Зоологические параллели Щедрина настолько последовательны, что «человеческие» герои его сказок неотличимы от животных. Социальная лестница повторяет эволюционную. Так, хищники у него, в соответствии с Брэмом, индивидуальны, штучны. А жертвы — все на одно лицо. В «Диком помещике» про них так и сказано: «летел рой мужиков».

Наверное поэтому Щедрин, гневно осуждая притеснения мужиков, не предлагал их поменять местами с генералами, понимая, что законы природы от этого не изменятся.

В центре всей жизни Щедрина, всей его литературной и издательской деятельности стоял «проклятый» вопрос русской общественной мысли: «Который человек в трудах находится, у того по праздникам пустые щи на столе; а который при полезном досуге состоит — у того и в будни щи с убоиной. С чего бы это?»

Ответа на этот вопрос мы не найдем в двадцати томах щедринских сочинений.

Впрочем, в одной из последних сказок — «Ворон-челобитник» — нарисован смутный идеал всеобщего счастья: «Придет время, когда всякому дыханию сделаются ясными пределы, в которых жизнь его совершаться должна, тогда сами собой исчезнут распри, а вместе с ними рассеются как дым и все мелкие личные правды. Объявится настоящая, единая и для всех обязательная Правда; придет и весь мир воссияет». Но, слава Богу, Щедрин не дожил до торжества этой «для всех обязательной» градоначальнической Правды.

Щедрин, современник не принятых им Толстого и Достоевского, был выходцем из предыдущей эпохи, той, что любила повторять: «социальность — или смерть». Слишком тесно связанный с толстыми журнала и он не заметил процесса усложнения духовной ж ни русского общества.
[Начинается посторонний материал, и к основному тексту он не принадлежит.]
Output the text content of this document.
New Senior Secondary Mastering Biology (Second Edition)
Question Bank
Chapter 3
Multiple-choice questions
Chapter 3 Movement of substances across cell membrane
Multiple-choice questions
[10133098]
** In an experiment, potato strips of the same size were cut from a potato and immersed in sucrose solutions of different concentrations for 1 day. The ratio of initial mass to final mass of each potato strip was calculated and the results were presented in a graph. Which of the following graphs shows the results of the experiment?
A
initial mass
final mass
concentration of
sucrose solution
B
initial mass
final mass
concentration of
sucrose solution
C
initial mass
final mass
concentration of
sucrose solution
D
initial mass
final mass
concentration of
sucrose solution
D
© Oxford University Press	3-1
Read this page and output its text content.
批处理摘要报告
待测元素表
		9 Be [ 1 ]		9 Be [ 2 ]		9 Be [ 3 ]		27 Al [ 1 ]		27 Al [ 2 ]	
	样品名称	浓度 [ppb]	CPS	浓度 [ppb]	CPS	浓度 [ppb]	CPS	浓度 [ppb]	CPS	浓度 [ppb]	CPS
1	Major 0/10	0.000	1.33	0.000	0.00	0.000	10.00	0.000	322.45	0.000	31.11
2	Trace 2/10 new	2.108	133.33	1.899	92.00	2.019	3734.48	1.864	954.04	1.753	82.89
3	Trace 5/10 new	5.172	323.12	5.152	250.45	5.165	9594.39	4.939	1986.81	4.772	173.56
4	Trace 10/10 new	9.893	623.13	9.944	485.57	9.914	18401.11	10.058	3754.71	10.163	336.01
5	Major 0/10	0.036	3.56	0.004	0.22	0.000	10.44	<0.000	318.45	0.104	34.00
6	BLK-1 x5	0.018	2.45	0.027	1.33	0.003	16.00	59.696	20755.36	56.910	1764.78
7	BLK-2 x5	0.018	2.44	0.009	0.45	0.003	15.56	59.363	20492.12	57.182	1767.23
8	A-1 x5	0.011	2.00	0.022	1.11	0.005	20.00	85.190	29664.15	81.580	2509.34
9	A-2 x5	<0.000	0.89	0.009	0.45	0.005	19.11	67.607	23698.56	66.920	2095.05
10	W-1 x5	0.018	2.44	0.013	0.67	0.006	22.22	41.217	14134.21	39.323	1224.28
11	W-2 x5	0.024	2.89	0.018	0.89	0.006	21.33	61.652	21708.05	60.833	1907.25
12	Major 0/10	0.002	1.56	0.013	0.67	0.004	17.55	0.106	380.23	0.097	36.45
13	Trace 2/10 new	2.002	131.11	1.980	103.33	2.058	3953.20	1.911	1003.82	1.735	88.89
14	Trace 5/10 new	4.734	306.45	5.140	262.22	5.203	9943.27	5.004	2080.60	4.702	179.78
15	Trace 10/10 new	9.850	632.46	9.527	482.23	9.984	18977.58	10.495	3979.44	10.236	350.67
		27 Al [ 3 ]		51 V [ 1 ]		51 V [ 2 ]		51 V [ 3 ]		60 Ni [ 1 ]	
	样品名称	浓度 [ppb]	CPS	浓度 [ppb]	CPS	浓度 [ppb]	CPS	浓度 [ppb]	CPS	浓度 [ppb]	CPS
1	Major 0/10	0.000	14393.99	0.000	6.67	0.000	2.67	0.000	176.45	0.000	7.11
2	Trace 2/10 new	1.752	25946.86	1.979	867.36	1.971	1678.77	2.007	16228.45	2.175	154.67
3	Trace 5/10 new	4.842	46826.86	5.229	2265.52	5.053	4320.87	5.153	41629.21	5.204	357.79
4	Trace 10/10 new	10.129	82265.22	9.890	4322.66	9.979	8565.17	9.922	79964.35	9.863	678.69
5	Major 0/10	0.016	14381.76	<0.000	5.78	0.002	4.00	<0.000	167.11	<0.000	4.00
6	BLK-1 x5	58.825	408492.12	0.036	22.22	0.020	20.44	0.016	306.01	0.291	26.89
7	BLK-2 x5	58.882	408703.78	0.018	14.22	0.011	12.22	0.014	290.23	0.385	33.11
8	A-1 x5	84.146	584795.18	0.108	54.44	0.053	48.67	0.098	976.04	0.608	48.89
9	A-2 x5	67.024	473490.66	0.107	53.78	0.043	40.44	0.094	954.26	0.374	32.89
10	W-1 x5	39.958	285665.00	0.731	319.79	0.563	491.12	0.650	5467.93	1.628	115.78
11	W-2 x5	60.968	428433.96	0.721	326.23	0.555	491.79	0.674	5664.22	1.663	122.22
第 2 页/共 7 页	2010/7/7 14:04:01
Но и ограничить себя свободой анализа, оставив синтез другим, Щедрин не хотел — чересчур сильна в нем была тяга к универсальным просветительским моделям, чтобы оставить читателя наедине с горьким сарказмом автора. Показав абсурд мира, Щедрин сам ужаснулся написанной им картине.

В конце карьеры он болезненно ощущал односторонность своего творчества. В автобиографической сказке «Игрушечного дела людишки» писатель вкладывает в уста изготовителя марионеток Изуверова признание: «Сколько я ни старался добродетельную куклу сделать — никак не могу. Мерзавцев — сколько угодно».

Тоска по одушевленному герою часто разрушала целостность художественного мира Щедрина. Зачем душа марионеткам, «игрушечным людям», которых он так умело изображал? Но Щедрин был обречен нести крест русских писателей — принимать литературу чересчур всерьез. Сатира живет долго только тогда, когда позволяет себе забыть, что ее породило. «Веселый» Щедрин работал с вечным материалом — юмором, гротеском, фантастикой. Щедрин «серьезный» так и остался фельетонистом «Отечественных записок».

МОЗАИКА ЭПОПЕИ. Толстой

Когда в «Русском вестнике» в 1865 году была напечатана первая часть «Войны и мира» — тогда еще роман носил название «1805 год» — Тургенев писал приятелю: «К истинному своему огорчению, я должен признаться, что роман этот мне кажется положительно плох, скучен и неудачен. Толстой зашел не в свой монастырь — и все его недостатки так и выпятились наружу. Все эти маленькие штучки, хитро подмеченные и вычурно высказанные, мелкие психологические замечания, которые он, под предлогом „правды“, выковыривает из-под мышек и других темных мест своих героев, — как это все мизерно на широком полотне исторического романа!»